Stéphane Ravier, Senator for National Rally from the Bouches-du-Rhône, reacted to the celebrations of the supporters of the Algerian national football team after they qualified for the final of the CAN, the Coupe d’Afrique des Nations 2019, known in English as the CAF (Africa Cup of Nations).
Questioned by BFMTV, he said: “I, as mayor of Marseille, I would have used a bylaw to prohibit the [Algerian] flags in the streets of the city.
Ravier, who is also a Marseille city councilor, denounced the “provocation” of many Arab supporters. “It is a provocation […] The French who love France and who support the national team only support this jersey and brandish only the French flag. What I found yesterday was that there was only the Algerian flag, and at no time was there a French flag,”he pointed out.
Although it was a match between Algeria and Nigeria, Stéphane Ravier would have liked to see French flags in the hands of “these Algerians or the French of Algerian origin”.
“One really felt during this ongoing demonstration, that their attachment lies rather on the side of Algeria than on the side of France,” he said.
On Sunday night, in Marseille – as in many other cities in France – the victory of Algeria provoked scenes of jubilation but also violence.
“At the end of sports events that should be a moment of celebration, we see that it is not joy that gets the upper hand but violence, all exacerbated by a national feeling that is not ours,” concluded Ravier.
Ravier had proposed to the mayor LR Jean-Claude Gaudin to ban the Algerian flag in the streets of the port city three days before the final of the African Cup of Nations (CAN).
In an interview with Valeurs Actuelles, Ravier said: “Despite the complacency of Jean-Claude Gaudin who says that it went rather well – it is certain that if he had been on the balcony of his town hall, he never saw much since the police had blocked the Algerian fans over the Old Port, they did not have access.
“I still say that the violence is just starting and are as intolerable today as yesterday. These demonstrations by thousands of Algerians or French nationals of Algerian origin, create disturbances to public order exacerbated by these brandished flags.
When you wear a jersey, you support a team, when you hold up a flag, you adhere, you claim a nation – and in this case it is not ours.

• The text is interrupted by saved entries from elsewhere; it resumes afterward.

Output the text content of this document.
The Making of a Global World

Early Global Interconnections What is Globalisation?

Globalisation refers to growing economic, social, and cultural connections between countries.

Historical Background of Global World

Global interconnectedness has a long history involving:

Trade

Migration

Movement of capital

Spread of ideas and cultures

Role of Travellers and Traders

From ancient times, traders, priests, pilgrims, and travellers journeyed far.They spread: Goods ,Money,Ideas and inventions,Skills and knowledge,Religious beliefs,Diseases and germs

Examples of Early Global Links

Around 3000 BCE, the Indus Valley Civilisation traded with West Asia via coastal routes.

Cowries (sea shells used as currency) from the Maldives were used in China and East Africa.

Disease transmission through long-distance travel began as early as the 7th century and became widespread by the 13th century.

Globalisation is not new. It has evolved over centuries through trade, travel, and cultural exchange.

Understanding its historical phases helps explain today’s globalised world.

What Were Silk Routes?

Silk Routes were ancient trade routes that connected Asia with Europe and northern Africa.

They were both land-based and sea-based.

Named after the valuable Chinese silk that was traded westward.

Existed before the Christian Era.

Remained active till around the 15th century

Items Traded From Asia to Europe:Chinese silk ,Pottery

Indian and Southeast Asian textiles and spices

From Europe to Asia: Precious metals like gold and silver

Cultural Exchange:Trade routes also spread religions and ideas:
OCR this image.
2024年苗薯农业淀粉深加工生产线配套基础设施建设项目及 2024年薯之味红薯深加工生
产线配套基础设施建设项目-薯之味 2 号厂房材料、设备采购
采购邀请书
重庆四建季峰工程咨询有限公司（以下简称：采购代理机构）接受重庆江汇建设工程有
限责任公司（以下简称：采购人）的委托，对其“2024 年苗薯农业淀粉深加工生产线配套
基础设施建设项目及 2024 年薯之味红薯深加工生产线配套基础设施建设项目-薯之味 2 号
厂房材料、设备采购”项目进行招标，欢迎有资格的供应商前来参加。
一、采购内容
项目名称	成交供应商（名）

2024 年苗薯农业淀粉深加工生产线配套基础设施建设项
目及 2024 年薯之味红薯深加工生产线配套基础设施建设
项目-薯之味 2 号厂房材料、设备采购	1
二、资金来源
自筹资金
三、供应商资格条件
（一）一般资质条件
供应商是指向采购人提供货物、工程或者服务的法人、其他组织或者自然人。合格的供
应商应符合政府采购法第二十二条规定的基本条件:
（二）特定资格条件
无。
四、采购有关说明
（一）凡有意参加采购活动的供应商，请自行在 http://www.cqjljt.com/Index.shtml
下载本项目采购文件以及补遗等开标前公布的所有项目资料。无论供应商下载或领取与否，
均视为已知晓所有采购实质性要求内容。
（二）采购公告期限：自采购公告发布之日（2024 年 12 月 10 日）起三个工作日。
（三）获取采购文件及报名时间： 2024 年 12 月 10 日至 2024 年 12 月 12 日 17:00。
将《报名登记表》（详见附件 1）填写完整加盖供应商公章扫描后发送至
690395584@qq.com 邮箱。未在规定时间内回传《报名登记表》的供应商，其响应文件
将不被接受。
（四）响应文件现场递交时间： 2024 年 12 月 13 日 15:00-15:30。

It is not the one in which these supporters live and which they enjoy every day – they benefit in particular from its social largesse.
“I believe that these brandished flags are part of the excitement and thereby increase the risk of disorderly public order. It is in this context that I proposed to the mayor of Marseille to ban it.”
But even if this municipal decree is applied, the thousands of Algerians who flock to the big cities all at the same time, are likely to ignore it. But Ravier insisted that law enforcement deal with the challenge.
“The difficulty comes from the fact that there are thousands, even tens of thousands of French of Algerian origin or Franco-Algerians who brandish this flag. I am a politician, I am not the prefect, nor the director of the municipal police. It will be up to the competent people to implement the necessary means. I think we should already block the main arteries.”
The French Secretary of State to the Minister of the Interior, Laurent Nunez has meanwhile announced that the Champs-Elyseés will not be closed to the public for the final of the African Cup of Nations. He also rejected the introduction of fan zones requested by a police union.
Overflows and violence are expected again on Friday night on the famous avenue in Paris. While Algeria face Senegal in the final of the CAN, the police fear new incidents from supporters of the Algerian team.
The Alternative Police union has also asked the Paris police chief to create fan zones in order to “secure and supervise the crowd that will attend this final and anticipate any flow of violence”. Shops were ransacked and looted not only on the Champs-Elyseés, but also in several other French cities.
After the first incidents on Thursday, July 11, the National Rally demanded that the Champs-Elyseés be closed off to the public.
Quoted by La Provence, Nunez however rejected the demand saying that it could lead to more troubles. According to Nunez, fan zones because, have “never prevented popular jubilation”.
The Secretary of State announced at the same time that the security presence will be much larger than on Sunday, July 14, but that “the context is different, since we will not have to simultaneously manage the national holiday”.
In a statement issued on Monday, July 15, the Confederation of Small and Medium Enterprises Paris Ile-de-France asked the Prefecture of Police and the City Hall of Paris to strengthen “measures taken to ensure the safety of shops and merchants from the Champs-Elysees sector”.